Préavis de grève dans le secteur de l'énergie: Engie touchée par une action syndicale ce jeudi matin

Grève dans le secteur de l'énergie: Engie touchée par une action syndicale ce jeudi matin
©JL Flémal
A.M. et L.Lam.

Des piquets de grèves ont été dressés ce jeudi matin chez Engie Electrabel à Bruxelles, près de la gare du Nord. Une action visant à empêcher le personnel d'entrer. Elle a duré entre 6h et 9h du matin. Elle fait suite au préavis de grève introduit par le secteur de l'énergie en mars.
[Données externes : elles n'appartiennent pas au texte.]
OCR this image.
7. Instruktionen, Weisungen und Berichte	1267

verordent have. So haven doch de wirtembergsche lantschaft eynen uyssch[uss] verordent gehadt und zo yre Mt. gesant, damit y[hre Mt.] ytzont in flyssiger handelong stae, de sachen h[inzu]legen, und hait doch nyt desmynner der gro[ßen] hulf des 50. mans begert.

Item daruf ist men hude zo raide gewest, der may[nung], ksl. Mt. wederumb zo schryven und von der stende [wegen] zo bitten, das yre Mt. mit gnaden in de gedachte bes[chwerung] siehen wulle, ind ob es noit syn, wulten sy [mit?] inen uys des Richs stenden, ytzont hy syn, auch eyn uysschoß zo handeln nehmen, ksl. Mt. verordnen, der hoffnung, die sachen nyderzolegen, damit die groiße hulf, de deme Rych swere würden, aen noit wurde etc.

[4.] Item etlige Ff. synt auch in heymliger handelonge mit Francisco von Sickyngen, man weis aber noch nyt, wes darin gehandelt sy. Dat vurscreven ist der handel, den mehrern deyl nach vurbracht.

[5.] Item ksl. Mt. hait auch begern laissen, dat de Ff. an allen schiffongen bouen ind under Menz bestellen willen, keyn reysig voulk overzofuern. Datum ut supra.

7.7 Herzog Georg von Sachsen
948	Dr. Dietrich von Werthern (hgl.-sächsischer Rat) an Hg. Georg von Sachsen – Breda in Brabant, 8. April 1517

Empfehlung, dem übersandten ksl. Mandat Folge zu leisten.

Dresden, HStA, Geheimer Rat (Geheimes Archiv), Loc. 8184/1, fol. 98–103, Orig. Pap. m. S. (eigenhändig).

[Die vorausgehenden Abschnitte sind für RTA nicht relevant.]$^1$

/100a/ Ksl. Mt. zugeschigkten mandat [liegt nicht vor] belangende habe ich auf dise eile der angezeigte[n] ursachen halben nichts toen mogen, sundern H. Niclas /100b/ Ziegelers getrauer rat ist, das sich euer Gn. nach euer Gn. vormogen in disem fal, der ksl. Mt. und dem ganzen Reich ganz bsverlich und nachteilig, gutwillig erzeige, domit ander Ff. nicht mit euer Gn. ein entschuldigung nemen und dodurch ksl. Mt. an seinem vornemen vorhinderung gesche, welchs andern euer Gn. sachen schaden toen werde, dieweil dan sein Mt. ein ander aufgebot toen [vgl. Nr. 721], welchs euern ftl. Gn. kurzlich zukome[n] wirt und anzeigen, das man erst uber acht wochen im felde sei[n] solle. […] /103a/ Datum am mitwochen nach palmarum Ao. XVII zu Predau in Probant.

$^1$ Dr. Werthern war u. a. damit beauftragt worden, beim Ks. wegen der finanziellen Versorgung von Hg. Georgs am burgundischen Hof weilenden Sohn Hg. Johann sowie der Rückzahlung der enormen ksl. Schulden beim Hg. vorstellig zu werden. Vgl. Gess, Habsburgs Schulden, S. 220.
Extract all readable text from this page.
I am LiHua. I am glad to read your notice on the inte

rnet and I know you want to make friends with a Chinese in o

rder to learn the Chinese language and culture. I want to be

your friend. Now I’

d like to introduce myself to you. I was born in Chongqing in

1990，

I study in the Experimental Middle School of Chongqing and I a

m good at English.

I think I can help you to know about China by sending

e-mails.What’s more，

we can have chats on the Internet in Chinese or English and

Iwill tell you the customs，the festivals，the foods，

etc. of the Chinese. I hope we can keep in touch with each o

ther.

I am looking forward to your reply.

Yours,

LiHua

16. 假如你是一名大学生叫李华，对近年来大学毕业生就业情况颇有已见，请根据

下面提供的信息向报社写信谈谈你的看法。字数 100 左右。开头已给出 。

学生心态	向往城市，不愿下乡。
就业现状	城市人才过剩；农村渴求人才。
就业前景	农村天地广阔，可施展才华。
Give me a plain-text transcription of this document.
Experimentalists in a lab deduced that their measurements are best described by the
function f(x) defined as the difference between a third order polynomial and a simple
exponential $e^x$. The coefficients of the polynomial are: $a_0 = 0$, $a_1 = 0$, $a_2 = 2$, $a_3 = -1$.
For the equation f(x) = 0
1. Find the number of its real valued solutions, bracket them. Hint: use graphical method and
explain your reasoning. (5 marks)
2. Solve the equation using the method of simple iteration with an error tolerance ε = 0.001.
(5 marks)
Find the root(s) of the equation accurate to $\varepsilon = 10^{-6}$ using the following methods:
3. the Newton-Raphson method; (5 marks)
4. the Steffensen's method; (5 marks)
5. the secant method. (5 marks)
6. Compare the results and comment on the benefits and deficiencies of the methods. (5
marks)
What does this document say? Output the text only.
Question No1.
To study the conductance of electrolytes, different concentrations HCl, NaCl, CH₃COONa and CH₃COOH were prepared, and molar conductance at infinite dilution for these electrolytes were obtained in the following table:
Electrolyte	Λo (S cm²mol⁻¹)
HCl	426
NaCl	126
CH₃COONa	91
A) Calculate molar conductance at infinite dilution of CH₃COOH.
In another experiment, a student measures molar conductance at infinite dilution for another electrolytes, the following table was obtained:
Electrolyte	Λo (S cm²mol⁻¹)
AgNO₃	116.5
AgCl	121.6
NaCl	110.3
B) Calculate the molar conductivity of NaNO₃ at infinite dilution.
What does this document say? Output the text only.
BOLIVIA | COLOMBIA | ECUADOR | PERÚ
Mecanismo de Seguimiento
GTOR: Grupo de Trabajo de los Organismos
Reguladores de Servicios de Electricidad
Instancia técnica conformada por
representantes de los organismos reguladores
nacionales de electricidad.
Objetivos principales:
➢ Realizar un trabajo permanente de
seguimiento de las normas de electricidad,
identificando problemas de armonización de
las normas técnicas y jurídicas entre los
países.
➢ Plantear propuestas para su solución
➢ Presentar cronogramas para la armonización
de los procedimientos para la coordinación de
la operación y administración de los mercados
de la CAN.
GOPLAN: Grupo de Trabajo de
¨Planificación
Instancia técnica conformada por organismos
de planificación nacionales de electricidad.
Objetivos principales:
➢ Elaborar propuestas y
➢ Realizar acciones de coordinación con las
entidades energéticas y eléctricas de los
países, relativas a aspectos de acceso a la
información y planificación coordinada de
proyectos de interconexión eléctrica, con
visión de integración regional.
"C'est un préavis sectoriel, donc ce n'est pas qu'Engie qui est concernée, mais plusieurs entreprises actives dans l'énergie", nous précise Anne-Sophie Hugé, responsable communication pour Engie.

Les syndicats dénoncent quant à eux, entre autres, le non-respect des conventions collectives de travail et le manque de dialogue avec les entreprises, dont Engie.

D'autres actions devraient encore avoir lieu cette semaine. Une concertation sectorielle prévue ce jeudi était l'occasion pour les syndicats de faire pression sur le secteur afin de se faire entendre.

"Le secteur de l'énergie est inquiet quant à la stabilité de l'emploi, explique Nicolas Schiettecatte, coordinateur sectoriel Energie à la CGSLB, qui n'a pas participé à l'action de ce matin. Nous sommes inquiets parce que les entreprises du secteur recourent de plus en plus à la sous-traitance. Nous souhaiterions également que davantage de plans de formation soient mis en place afin de préparer le personnel à l'évolution du métier. En outre, toute une série de choses doivent être améliorées au niveau de la convention collective de travail. La CGSLB veut laisser le dialogue possible d'où l'absence de participation à l'action de ce matin, d'autant qu'Engie est plutôt le bon élève de la classe au niveau de la commission paritaire".

Le préavis de grève sectoriel a été soutenu par Gazelco, la CNE et la CGSLB. L'épisode des licenciements par SMS chez Luminus aurait aussi laissé des traces.

Du côté de la Febeg (Fédération belge des entreprises électriques et gazières), "on déplore que la grève soit utilisée comme moyen de pression sur les employeurs alors que les négociations sont encore en cours", nous dit Stéphane Bocqué, responsable en communication.

Le climat n'est donc pas au beau fixe entre employeurs et syndicats.